Low doses of naltrexone (0.1-4.5 mg) works by acting on a unique cellular pathway in the nervous system through which it delivers chronic pain relief without opioids, Hatfield said. If patients are working with a physician to treat pain, it’s appropriate for them to raise the topic of low-dose naltrexone as a possible alternative.
Chronic pain is pain that persists for several months, or after the initial injury or trauma has healed, and the way clinicians and scientists think about chronic pain is changing. It’s now thought that some chronic pain has more to do with how our body reports pain to the brain, than the actual injury.
“Normally, chronic pain leads your body to go through a sensitization process whereas your nervous system becomes more sensitive, and this can happen even to nonpainful stimuli,” Hatfield said. “The way I like to explain it to learners or patients is how a sunburn makes you feel, when things that normally feel OK hurt, like a warm shower or a sheet touching your skin.”
This concept of the nervous system being sensitized is promoted by cells called glial cells. Low-dose naltrexone targets these cells that keep the nervous system sensitized, thereby reducing the pain threshold and the sensitivity of the nervous system over time.
Traditional pain management has focused on treating the injury or trauma site, but low-dose naltrexone works on the overactive nervous system.
“Low-dose naltrexone begins to address the cause of pain and not just mask it, which allows us to better target diseases causing chronic pain, as well as potentially consider pain control outside of opioid use,” Hatfield said.
It is best used on centralized pain disorders, conditions where the nervous system is in that hyperexcited state, Hatfield said. Those conditions include myalgia, complex regional pain syndrome and temporomandibular joint disorders, commonly called TMJ, among others. Low-dose naltrexone is inexpensive and has few side effects. However, it’s not an option for people who use alcohol or opioids regularly.
Hatfield became interested in the field of orofacial pain after study co-author Lawrence Ashman, clinical assistant professor of dentistry, started a residency in orofacial pain in 2018. Two years later, Hatfield was the first graduate of the two-year Orofacial Pain Residency program in the OMS/Hospital Dentistry Department.

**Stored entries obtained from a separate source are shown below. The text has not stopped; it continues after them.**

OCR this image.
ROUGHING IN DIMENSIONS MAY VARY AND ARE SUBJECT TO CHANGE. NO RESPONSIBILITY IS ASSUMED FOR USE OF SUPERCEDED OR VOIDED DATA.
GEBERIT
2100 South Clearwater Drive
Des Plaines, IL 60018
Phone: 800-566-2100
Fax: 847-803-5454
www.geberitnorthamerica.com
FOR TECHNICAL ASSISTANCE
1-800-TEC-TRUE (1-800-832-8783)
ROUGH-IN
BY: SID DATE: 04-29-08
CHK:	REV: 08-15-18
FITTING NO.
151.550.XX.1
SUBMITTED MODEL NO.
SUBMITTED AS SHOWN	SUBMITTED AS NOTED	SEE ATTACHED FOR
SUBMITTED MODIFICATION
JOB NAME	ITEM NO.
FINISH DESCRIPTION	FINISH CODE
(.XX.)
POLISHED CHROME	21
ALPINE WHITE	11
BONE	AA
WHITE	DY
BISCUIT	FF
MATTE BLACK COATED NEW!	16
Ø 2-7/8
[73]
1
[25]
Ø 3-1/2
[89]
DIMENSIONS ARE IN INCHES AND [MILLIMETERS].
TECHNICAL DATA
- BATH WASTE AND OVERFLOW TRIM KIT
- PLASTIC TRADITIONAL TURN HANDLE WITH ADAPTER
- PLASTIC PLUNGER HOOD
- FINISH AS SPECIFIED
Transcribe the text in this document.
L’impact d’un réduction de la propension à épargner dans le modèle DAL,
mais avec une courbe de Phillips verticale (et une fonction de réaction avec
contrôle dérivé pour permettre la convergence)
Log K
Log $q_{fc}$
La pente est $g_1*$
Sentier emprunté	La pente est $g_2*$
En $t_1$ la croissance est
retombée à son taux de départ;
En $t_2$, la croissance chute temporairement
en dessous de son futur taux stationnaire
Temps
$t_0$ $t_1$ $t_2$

There are only 13 residencies in orofacial pain in the country, Hatfield said. However, the pain specialty makes sense for dentistry, because this pain is related to joint and muscles surrounding the oral cavity and hasn’t been previously “owned” by dentists or medicine.
Many patients are first exposed to opioids through dentistry. While there is a place for well-managed opioid treatment for chronic pain patients, alternative treatments are needed, she said.